Actually, looking at the mutations, looks like there are only two predicates being used xid and project. That might be causing only 2 goroutines to be doing all the writing – one per predicate. That wouldn’t give you great performance.

@ashishgoswami: Perhaps we can look into running more mutations concurrently within the same predicate.

1 Like

Yup I have a 3 processes, each one connected to a different alpha. CPU doesn’t seem to be maxed, it’s hanging around 8 out of 16 cores. Memory usually hangs around 10gb of 30gb. I tried to take some jaeger traces (there was some rreeeally slow ones when I was doing batch sizes of 10 (handleUidPostings spans were over 2 seconds), however with my bigger batch sizes I don’t catch any anomalous multi-second traces.

Are these processes sending these requests serially, or concurrently? You really want to send many requests concurrently. I’d say perhaps 16 in flight all the time, but you can experiment with when does your cores start becoming saturated (>80% usage), and increase or decrease num in flight accordingly.

I created this issue in Github so we can investigate: Run mutations concurrently per predicate in Ludicrous mode · Issue #5403 · dgraph-io/dgraph · GitHub

Ah- they were sending serially. Im upped the concurrency to have ~16 in flight at once. Im seeing increased throughput (up to 2k/s from 1k/s), however Im struggling to get the cpu util up without blowing out the memory util first. Im guessing this has to do with the load being so heavy on xid over any other predicate. Here’s the resources- the memory will climb until 30gb when it oomkills. Cpu on the loaded alpha is ~60-70%

If you want to debug, you can take a Go heap profile when the memory usage is high. We can have a look at it and see what we find.

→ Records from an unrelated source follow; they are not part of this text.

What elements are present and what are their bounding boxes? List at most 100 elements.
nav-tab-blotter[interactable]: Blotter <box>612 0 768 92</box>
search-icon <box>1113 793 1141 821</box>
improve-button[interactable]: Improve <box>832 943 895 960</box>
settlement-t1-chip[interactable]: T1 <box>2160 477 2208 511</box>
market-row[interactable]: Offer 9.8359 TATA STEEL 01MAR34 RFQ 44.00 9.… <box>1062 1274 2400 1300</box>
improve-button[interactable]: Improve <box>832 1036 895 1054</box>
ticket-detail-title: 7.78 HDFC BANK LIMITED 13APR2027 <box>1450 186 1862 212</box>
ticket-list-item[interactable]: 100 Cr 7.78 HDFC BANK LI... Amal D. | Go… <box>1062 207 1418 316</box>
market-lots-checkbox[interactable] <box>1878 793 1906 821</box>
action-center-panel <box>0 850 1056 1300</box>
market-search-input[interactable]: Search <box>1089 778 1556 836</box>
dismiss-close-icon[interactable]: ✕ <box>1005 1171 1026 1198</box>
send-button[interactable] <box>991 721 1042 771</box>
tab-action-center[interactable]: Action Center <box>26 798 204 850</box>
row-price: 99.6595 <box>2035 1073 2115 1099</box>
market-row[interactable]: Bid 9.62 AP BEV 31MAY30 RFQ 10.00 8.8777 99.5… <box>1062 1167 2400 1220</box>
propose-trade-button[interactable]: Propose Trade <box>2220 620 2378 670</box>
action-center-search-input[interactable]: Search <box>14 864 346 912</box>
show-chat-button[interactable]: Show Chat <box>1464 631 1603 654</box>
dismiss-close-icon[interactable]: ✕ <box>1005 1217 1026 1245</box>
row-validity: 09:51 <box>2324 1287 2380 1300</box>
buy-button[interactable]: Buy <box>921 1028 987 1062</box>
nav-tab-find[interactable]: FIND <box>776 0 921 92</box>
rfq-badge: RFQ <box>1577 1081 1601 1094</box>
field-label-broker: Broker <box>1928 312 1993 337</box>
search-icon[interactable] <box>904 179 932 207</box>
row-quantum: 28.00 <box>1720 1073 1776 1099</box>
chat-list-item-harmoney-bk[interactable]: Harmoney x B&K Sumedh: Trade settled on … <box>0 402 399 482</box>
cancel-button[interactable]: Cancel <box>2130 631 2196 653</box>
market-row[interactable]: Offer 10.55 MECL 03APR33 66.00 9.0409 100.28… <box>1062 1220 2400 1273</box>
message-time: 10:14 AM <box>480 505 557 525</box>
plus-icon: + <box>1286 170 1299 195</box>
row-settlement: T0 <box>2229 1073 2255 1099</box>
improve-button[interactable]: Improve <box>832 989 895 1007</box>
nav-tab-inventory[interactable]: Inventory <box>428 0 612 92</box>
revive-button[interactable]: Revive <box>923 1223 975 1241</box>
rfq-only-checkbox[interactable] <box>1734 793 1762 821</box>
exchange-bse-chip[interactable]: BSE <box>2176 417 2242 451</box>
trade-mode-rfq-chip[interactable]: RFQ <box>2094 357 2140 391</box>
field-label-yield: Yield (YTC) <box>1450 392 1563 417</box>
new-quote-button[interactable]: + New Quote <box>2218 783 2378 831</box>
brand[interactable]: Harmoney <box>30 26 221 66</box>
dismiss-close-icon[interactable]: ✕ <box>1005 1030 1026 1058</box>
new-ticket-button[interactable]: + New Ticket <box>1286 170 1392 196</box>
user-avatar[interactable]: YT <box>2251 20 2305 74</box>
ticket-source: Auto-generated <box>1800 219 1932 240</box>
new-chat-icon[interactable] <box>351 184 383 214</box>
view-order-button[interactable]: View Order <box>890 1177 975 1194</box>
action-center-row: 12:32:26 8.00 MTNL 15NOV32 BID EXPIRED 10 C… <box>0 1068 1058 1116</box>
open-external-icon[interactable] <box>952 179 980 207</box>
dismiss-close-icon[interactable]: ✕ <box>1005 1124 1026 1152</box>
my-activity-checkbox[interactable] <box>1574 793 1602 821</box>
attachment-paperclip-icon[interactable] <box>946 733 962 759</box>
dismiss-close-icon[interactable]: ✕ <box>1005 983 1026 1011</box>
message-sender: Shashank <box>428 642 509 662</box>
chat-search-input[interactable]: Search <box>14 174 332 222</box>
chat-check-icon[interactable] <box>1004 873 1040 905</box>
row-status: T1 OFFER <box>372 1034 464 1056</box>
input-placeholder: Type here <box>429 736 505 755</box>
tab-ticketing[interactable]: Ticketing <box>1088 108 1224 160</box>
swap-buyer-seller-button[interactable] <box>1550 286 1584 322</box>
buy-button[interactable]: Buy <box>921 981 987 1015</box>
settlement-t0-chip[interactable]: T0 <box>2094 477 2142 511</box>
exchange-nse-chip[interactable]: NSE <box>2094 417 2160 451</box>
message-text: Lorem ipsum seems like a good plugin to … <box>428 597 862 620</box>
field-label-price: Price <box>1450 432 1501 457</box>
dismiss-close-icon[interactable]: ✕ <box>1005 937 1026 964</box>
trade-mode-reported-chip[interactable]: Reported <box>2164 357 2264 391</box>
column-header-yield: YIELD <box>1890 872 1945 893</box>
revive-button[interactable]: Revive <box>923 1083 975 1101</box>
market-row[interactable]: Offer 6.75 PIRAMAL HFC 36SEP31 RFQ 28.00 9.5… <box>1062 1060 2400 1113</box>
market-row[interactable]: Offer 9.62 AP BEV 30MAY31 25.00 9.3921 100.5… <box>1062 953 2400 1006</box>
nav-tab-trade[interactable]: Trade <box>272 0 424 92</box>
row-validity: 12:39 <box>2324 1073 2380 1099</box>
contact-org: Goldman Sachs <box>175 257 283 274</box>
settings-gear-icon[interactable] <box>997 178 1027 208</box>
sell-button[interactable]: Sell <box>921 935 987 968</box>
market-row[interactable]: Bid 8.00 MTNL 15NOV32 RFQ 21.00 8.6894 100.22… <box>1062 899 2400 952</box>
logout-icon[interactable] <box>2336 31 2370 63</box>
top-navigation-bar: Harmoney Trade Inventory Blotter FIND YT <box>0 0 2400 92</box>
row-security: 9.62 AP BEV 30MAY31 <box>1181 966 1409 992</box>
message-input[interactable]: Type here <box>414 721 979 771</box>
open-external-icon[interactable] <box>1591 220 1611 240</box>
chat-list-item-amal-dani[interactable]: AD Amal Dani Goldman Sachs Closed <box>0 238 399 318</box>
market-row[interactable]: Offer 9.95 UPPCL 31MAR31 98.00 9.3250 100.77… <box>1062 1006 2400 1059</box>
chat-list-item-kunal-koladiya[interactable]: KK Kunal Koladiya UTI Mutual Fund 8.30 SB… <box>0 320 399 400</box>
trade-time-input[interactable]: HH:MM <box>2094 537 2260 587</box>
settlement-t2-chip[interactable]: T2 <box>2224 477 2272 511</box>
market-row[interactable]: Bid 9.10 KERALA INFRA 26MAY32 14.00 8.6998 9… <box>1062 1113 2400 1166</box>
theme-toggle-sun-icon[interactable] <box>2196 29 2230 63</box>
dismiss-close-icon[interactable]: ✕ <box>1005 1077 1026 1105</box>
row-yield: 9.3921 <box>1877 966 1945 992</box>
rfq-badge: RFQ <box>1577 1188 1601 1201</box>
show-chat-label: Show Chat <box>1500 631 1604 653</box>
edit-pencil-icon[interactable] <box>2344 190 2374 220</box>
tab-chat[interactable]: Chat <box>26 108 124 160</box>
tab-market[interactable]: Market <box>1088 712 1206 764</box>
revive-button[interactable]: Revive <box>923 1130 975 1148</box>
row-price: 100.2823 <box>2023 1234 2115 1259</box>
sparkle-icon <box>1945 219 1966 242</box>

https://dgraph.io/docs/howto/#profiling-information

Sure I’ll grab one in a moment- however when I see oomkills like this there’s a huge memory spike on reboot that usually causes another oomkill. I’ll try to grab a snapshot at the top but unsure if this are two different issues

Here’s the reboot spike
Screen Shot 2020-05-08 at 4.59.32 PM

Hi Sean - we could also schedule a quick call with one of our Dgraph engineers next week if you would be interested. Please let me know. I can be reached here or at derek@dgraph.io

Grabbed a heap snapshot near the top- once a node is oomkilled, each alpha gets into an oomkill loop. I saw some tickets related to high memory usage on badger restores- maybe related? Unsure if this heap snapshot exhibits my original oomkill from heavy load, or the oomkill from reboot (perhaps they are the same root cause)

EDIT: This is while tracing is still on, which I realize is probably taking a good bit of the mem- Ill grab a cleaner one
pprof.dgraph.alloc_objects.alloc_space.inuse_objects.inuse_space.012.pb.gz (66.3 KB)

Here you can see them struggling to come back online

@dereksfoster99 Sure, that would be great.